Geschichte besser erzählt
Zum 100. Mal jährte sich im vergangenen Jahr der Beginn des Ersten Weltkriegs im Sommer 1914. Fast zwangsläufig erreicht uns beim Grimme Online Award auch eine Fülle von Angeboten zu diesem Thema – so viele, wie wohl noch nie zu einem einzigen Thema zuvor. Große Anbieter, aber auch Privatpersonen schöpfen aus einem Fundus von Augenzeugenberichten und Fotos, Briefen, Feldpostkarten und sogar Filmmaterial. Wie diese dann aufbereitet werden, ist jedoch sehr unterschiedlich – eines scheint jedoch nahe zu liegen: Das Geschehen von vor 100 Jahren chronologisch nachzuempfinden.

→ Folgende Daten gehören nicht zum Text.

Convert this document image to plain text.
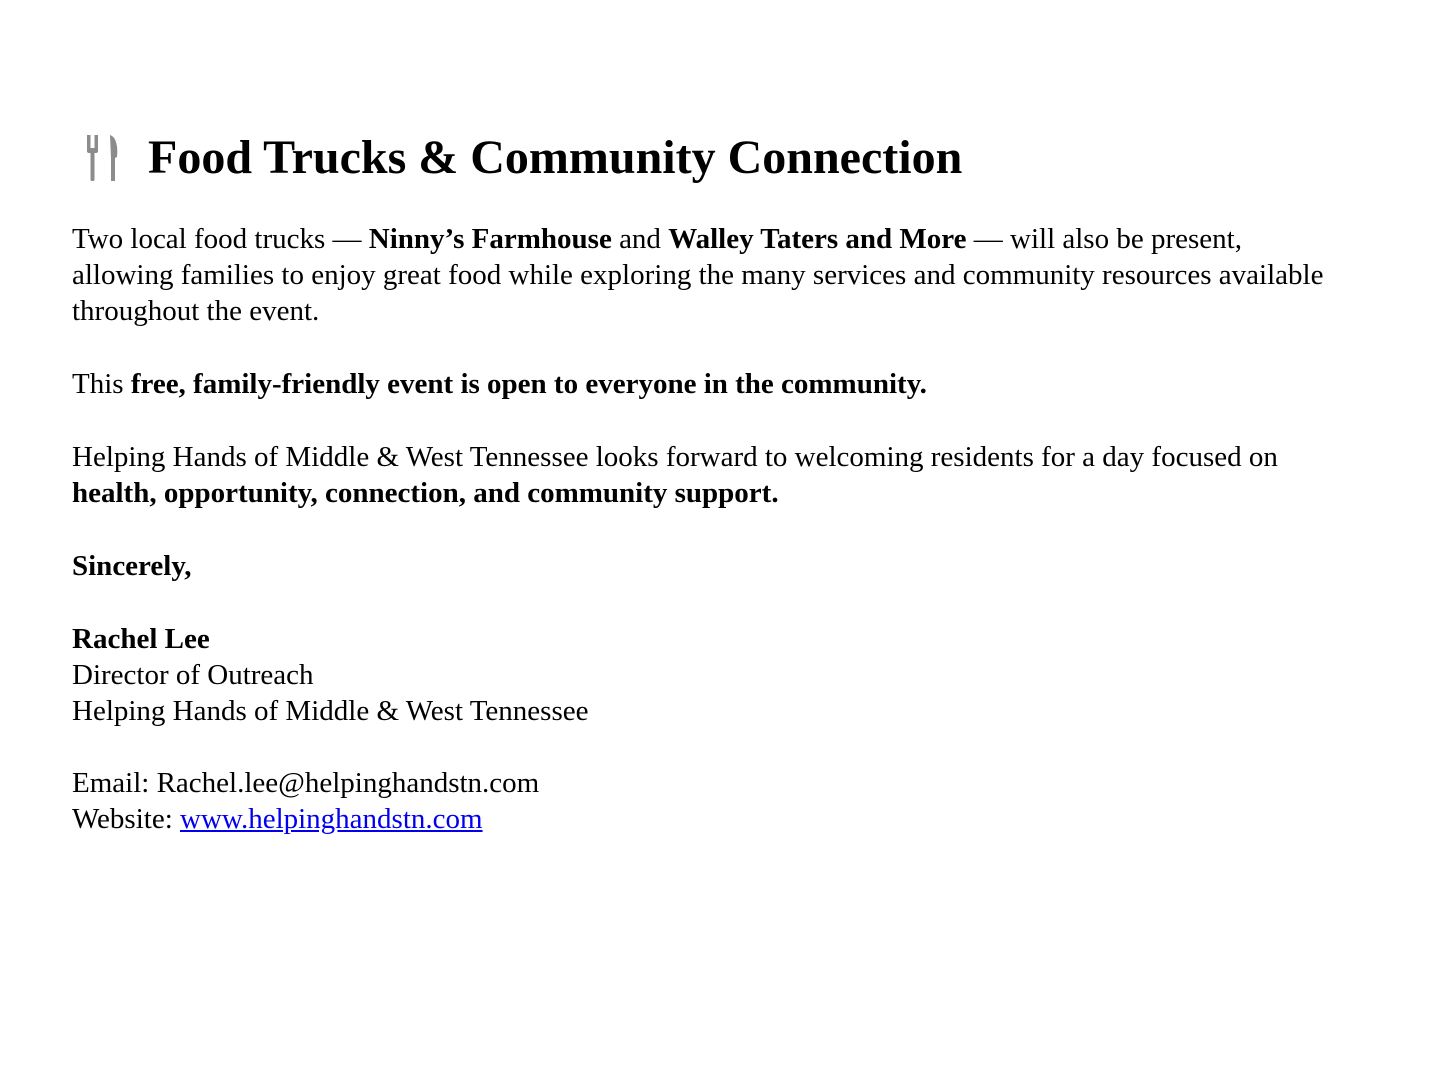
Food Trucks & Community Connection

Two local food trucks — Ninny’s Farmhouse and Walley Taters and More — will also be present, allowing families to enjoy great food while exploring the many services and community resources available throughout the event.

This free, family-friendly event is open to everyone in the community.

Helping Hands of Middle & West Tennessee looks forward to welcoming residents for a day focused on health, opportunity, connection, and community support.

Sincerely,

Rachel Lee

Director of Outreach

Helping Hands of Middle & West Tennessee

Email: Rachel.lee@helpinghandstn.com

Website: www.helpinghandstn.com
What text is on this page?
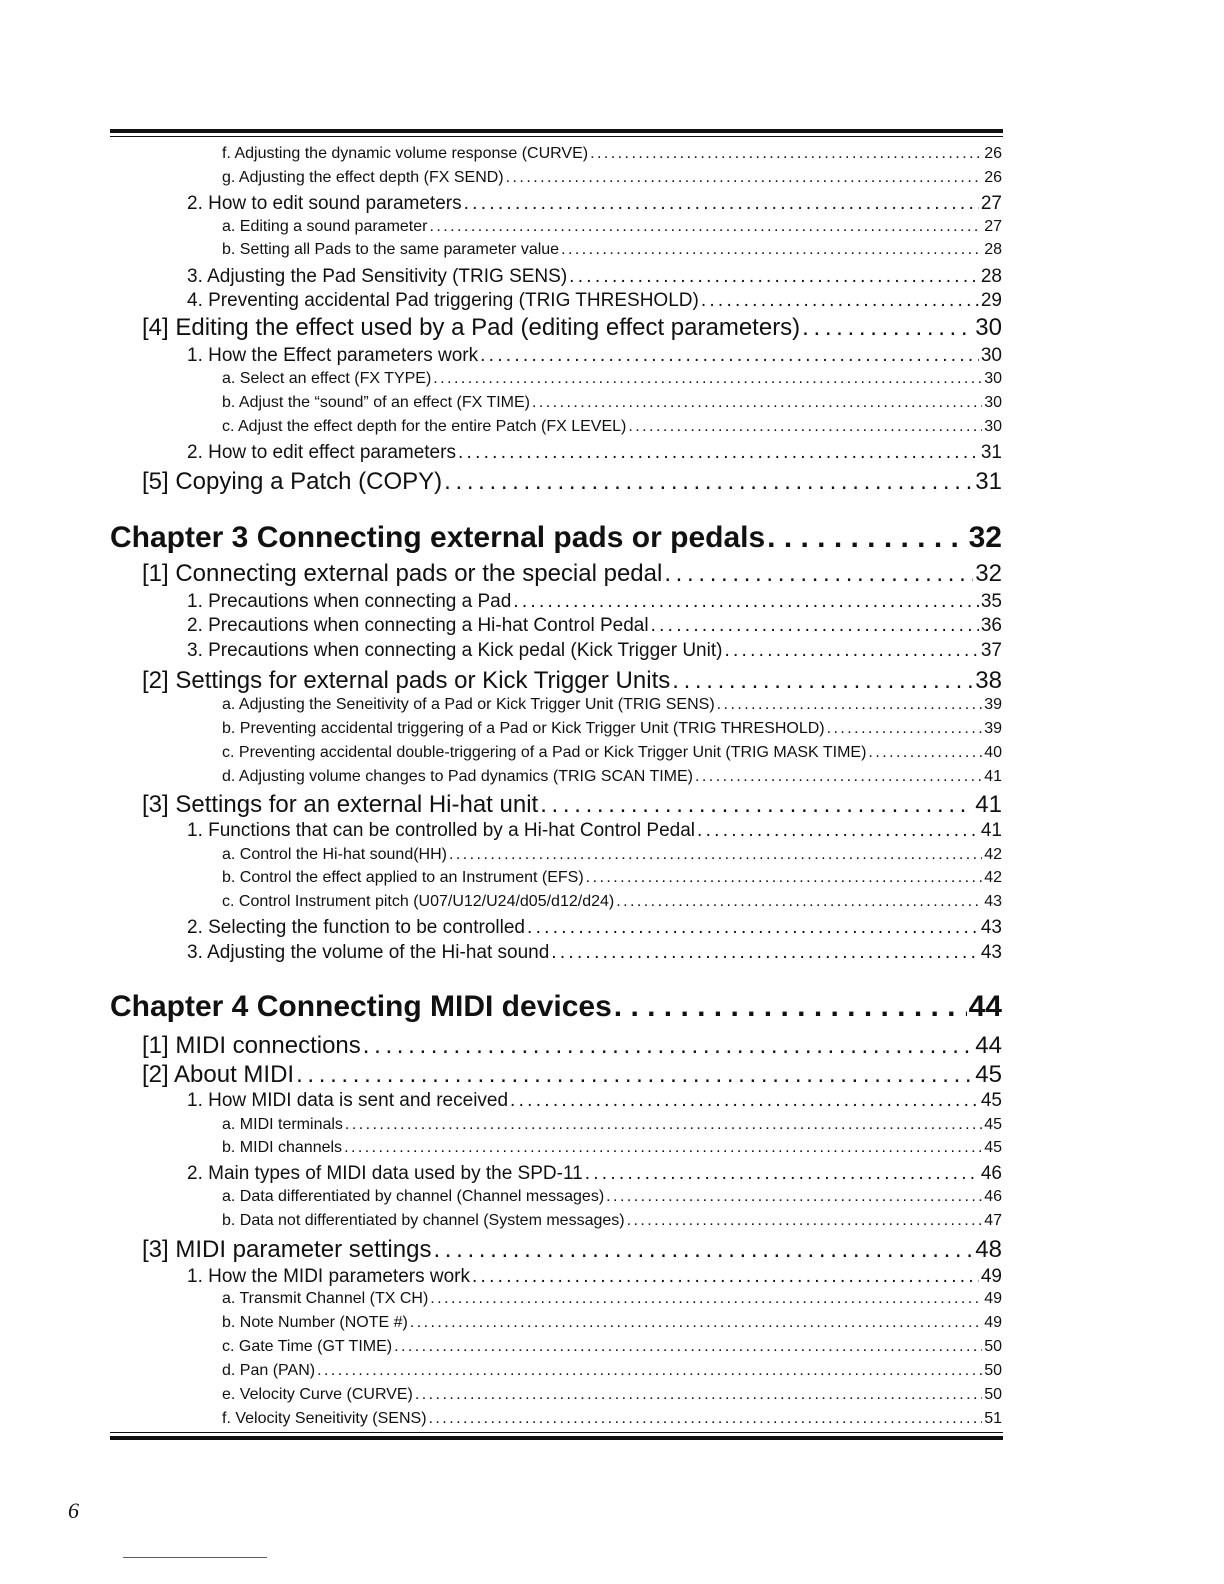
f. Adjusting the dynamic volume response (CURVE) . . .	26
g. Adjusting the effect depth (FX SEND) . . .	26
2. How to edit sound parameters . . .	27
a. Editing a sound parameter . . .	27
b. Setting all Pads to the same parameter value . . .	28
3. Adjusting the Pad Sensitivity (TRIG SENS) . . .	28
4. Preventing accidental Pad triggering (TRIG THRESHOLD) . . .	29
[4] Editing the effect used by a Pad (editing effect parameters) . . .	30
1. How the Effect parameters work . . .	30
a. Select an effect (FX TYPE) . . .	30
b. Adjust the “sound” of an effect (FX TIME) . . .	30
c. Adjust the effect depth for the entire Patch (FX LEVEL) . . .	30
2. How to edit effect parameters . . .	31
[5] Copying a Patch (COPY) . . .	31
Chapter 3 Connecting external pads or pedals . . .	32
[1] Connecting external pads or the special pedal . . .	32
1. Precautions when connecting a Pad . . .	35
2. Precautions when connecting a Hi-hat Control Pedal . . .	36
3. Precautions when connecting a Kick pedal (Kick Trigger Unit) . . .	37
[2] Settings for external pads or Kick Trigger Units . . .	38
a. Adjusting the Seneitivity of a Pad or Kick Trigger Unit (TRIG SENS) . . .	39
b. Preventing accidental triggering of a Pad or Kick Trigger Unit (TRIG THRESHOLD) . . .	39
c. Preventing accidental double-triggering of a Pad or Kick Trigger Unit (TRIG MASK TIME) . . .	40
d. Adjusting volume changes to Pad dynamics (TRIG SCAN TIME) . . .	41
[3] Settings for an external Hi-hat unit . . .	41
1. Functions that can be controlled by a Hi-hat Control Pedal . . .	41
a. Control the Hi-hat sound(HH) . . .	42
b. Control the effect applied to an Instrument (EFS) . . .	42
c. Control Instrument pitch (U07/U12/U24/d05/d12/d24) . . .	43
2. Selecting the function to be controlled . . .	43
3. Adjusting the volume of the Hi-hat sound . . .	43
Chapter 4 Connecting MIDI devices . . .	44
[1] MIDI connections . . .	44
[2] About MIDI . . .	45
1. How MIDI data is sent and received . . .	45
a. MIDI terminals . . .	45
b. MIDI channels . . .	45
2. Main types of MIDI data used by the SPD-11 . . .	46
a. Data differentiated by channel (Channel messages) . . .	46
b. Data not differentiated by channel (System messages) . . .	47
[3] MIDI parameter settings . . .	48
1. How the MIDI parameters work . . .	49
a. Transmit Channel (TX CH) . . .	49
b. Note Number (NOTE #) . . .	49
c. Gate Time (GT TIME) . . .	50
d. Pan (PAN) . . .	50
e. Velocity Curve (CURVE) . . .	50
f. Velocity Seneitivity (SENS) . . .	51
6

Weihnachten ist alles vorbei!
Einem der wenigen positiven Ereignisse des Ersten Weltkriegs widmet sich „Bild am Sonntag“: Dem Weihnachtsfrieden von 1914. Bis Weihnachten sei der Krieg längst zu Ende, wurde den Soldaten gesagt, als sie im Sommer 1914 an die Front zogen. War er natürlich nicht. So kam es an der Westfront zu einem denkwürdigen Ereignis: Am 24. Dezember 1914 schlossen hauptsächlich deutsche und britische Soldaten eigenmächtig einen Waffenstillstand, sie sangen, tranken und rauchten gemeinsam, nur um in den darauf folgenden Tagen wieder aufeinander zu schießen. Die Quellenlage zu diesem Ereignis ist dünn, die „Bild am Sonntag“ hat trotzdem Fotos, Texte, Audios und Videos zusammengetragen, die es umfassend dokumentieren und sie in ein Panoramabild eingebaut. Warum allerdings das Hintergrundgeräusch der Seite auch dann weiterläuft, wenn man eigentlich einen Audiobeitrag hören möchte, bleibt ein Geheimnis der Macher.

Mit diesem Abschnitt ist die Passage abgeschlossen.